1028 victimes passées par la cité de la joie depuis 2011

La Cité de la Joie, ce centre révolutionnaire qui a ouvert ses portes aux femmes congolaises victimes de violences basées sur le genre en 2011, fête aujourd’hui la clôture de sa 12ème session. Christine Deschryver, la directrice de la Cité de la Joie, mais également la vice-présidente de la Fondation Panzi parle de 1028 femmes qui y ont transité. Elle qualifie ces femmes de « semences révolutionnaires qui vont changer la RDCongo ». Pour la Directrice rien n’est plus satisfaisant qu’un sourire que l’on a réussi à redessiner sur le visage de ces femmes arrivées brisées à la Cité de la Joie, « Cela nous encourage à continuer malgré les obstacles ».

En effet, les femmes qui arrivent à la Cité de la Joie ont eu, pour la plupart, des histoires qui les ont traumatisées, cassées. La Cité de la Joie, pendant 6 mois à travers des formations et divers ateliers, tente de les remettre sur pieds. Les résultats sont là. Christine AMISI, secrétaire exécutive de la Fondation Panzi, membre de l’équipe de recherche et chef du projet fistules, confirme la réalité de ces transformations morales, physiques et intellectuelles. Ces femmes blessées à l’entrée retournent chez elles beaucoup plus fortes et surtout mieux armées pour affronter la vie.

Le Professeur Docteur Mukwege, Président de la Fondation Panzi, est un ami de longue date de Christine Deschryver. Il est pour elle un confident et un conseiller, tous deux se soutiennent et se donnent mutuellement la force de continuer à œuvrer pour la cause des femmes congolaises. Malheureusement absent pour cette célébration le Docteur qualifie de « miracle » ce qui se passe à la Cité de la Joie.
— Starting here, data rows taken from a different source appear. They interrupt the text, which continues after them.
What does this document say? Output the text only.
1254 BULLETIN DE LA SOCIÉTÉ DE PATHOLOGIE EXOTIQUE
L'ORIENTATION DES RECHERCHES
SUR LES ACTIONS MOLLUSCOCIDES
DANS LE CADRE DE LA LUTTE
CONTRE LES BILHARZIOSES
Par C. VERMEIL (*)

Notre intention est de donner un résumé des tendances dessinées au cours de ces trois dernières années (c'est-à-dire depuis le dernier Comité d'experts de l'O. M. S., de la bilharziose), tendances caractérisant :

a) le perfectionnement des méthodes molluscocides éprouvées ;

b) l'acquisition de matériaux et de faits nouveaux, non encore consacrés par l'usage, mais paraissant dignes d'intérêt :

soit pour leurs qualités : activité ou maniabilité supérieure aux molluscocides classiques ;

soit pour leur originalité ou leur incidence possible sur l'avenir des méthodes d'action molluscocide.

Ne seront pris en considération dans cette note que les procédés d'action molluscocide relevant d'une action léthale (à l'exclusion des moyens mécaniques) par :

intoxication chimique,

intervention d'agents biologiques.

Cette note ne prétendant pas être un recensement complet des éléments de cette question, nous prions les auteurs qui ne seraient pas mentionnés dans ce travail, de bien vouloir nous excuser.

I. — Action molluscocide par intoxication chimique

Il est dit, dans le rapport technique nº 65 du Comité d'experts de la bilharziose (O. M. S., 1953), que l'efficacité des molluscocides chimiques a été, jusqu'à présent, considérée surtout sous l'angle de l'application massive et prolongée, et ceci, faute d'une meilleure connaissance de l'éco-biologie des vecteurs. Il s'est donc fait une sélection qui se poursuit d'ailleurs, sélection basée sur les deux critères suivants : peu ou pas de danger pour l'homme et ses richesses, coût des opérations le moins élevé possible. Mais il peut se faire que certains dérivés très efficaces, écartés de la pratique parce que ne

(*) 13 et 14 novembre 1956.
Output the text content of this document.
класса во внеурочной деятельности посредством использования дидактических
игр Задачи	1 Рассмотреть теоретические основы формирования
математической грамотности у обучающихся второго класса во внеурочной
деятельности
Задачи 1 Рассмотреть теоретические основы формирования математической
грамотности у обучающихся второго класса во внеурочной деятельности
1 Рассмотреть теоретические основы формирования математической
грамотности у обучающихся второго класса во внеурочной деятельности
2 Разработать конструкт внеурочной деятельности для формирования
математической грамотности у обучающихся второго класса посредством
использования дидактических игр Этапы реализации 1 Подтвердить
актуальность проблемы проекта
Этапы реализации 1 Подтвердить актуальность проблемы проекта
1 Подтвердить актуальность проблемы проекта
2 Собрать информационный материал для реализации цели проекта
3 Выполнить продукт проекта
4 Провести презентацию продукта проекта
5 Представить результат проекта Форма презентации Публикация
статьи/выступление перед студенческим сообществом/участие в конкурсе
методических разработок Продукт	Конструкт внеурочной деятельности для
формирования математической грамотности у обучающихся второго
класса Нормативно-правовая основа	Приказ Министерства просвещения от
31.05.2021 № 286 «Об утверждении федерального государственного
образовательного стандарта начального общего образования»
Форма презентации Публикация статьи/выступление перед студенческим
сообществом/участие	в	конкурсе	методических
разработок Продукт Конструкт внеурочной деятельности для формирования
Dans son discours adressé aux femmes, Christine Deschryver compare le parcours des femmes aux 4 saisons. A leur arrivée à la Cité de la Joie les femmes sont comme à l’image de l’automne où les feuilles sèchent et tombent, les femmes sont abîmées. Alors que leur famille et la communauté pensaient qu’elles étaient mortes, perdues, le printemps  et l’été arrivent, les feuilles et les fleurs repoussent, leur couleur se ravive à l’image de ces femmes qui reprennent confiance en elles et repartent pleine d’espoir pour un avenir auquel elles ne croyaient plus. C’est ainsi que ces « semences révolutionnaires » transformeront leur communauté jusqu’à transformer leur pays.